Firstly, being discontinuous, the series can't be uniformly convergent. Secondly, you need to be sure which definition of the floor function you are using. For one definition, floor is odd, and therefore the value of the integral is zero. For the other you get

$\newcommand{\dx}{\,\mathbb d x}$ $$\int_{-\pi}^{\pi} \left \lfloor x \right \rfloor \cos x \dx =\int_{-\pi}^{-3} -4\cos x \dx + \int_{-3}^{-2} -3\cos x \dx + \int_{-2}^{-1} -2\cos x \dx + \int_{-1}^{0} -1\cos x \dx + \int_{1}^{2} \cos x \dx + \int_{2}^{3} 2\cos x \dx + \int_{3}^{\pi} 3\cos x \dx$$

Answer 3

Inspecting the graph of $f$ one immediately remarks that $f(x)=-{1\over2}+{\rm odd}(x)$, so that apart from the constant term we only have sine coefficients $$b_k={2\over\pi}\int_0^\pi \bigl(\lfloor x\rfloor+{1\over2}\bigr)\ dx\qquad(k\geq1)\ .$$ For the computation of the $b_k$ see JJacquelin's answer.

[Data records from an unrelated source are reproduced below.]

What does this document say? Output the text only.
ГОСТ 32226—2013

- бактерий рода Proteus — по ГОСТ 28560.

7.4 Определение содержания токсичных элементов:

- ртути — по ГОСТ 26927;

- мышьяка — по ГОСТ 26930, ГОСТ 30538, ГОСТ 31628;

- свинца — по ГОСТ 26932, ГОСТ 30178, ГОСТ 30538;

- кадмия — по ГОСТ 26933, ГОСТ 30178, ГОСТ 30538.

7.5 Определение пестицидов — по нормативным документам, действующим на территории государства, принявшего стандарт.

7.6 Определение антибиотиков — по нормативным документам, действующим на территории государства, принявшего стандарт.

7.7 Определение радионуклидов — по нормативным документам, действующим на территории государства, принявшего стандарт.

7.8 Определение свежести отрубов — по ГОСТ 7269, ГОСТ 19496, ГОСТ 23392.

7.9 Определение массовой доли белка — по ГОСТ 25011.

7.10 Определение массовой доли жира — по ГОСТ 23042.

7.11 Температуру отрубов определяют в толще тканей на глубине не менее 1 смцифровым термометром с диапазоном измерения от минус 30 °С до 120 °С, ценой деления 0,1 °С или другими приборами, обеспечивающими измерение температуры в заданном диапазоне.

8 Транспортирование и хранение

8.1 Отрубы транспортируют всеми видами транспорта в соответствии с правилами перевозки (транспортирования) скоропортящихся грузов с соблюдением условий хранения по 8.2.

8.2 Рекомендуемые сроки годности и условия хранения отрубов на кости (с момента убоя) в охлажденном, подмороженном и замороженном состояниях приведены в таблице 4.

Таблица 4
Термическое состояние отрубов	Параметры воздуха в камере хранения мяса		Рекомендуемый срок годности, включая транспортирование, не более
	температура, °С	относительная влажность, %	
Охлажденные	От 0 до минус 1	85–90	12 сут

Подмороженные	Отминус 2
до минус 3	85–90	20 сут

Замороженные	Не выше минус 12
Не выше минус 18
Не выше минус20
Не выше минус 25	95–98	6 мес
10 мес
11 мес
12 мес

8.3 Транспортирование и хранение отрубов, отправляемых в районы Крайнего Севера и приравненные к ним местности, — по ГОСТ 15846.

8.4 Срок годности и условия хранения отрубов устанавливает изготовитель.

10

It remains to answer the additional questions. When a function $f$ is periodic and smooth apart from finitely many jump discontinuities per period then its Fourier series $s(x)$ converges to $f(x)$ at all points of continuity and to ${1\over2}\bigl(f(\xi-)+f(\xi+)\bigr)$ at the jump points $\xi$. It follows that $$s(1.5)=f(1.5)=1, \quad s(3)={1\over2}\bigl(f(3-)+f(3+)\bigr)=2.5$$ and $$ s(5)=s(5-2\pi)=s(-1.28\ldots)=f(-1.28\ldots)=-2\ .$$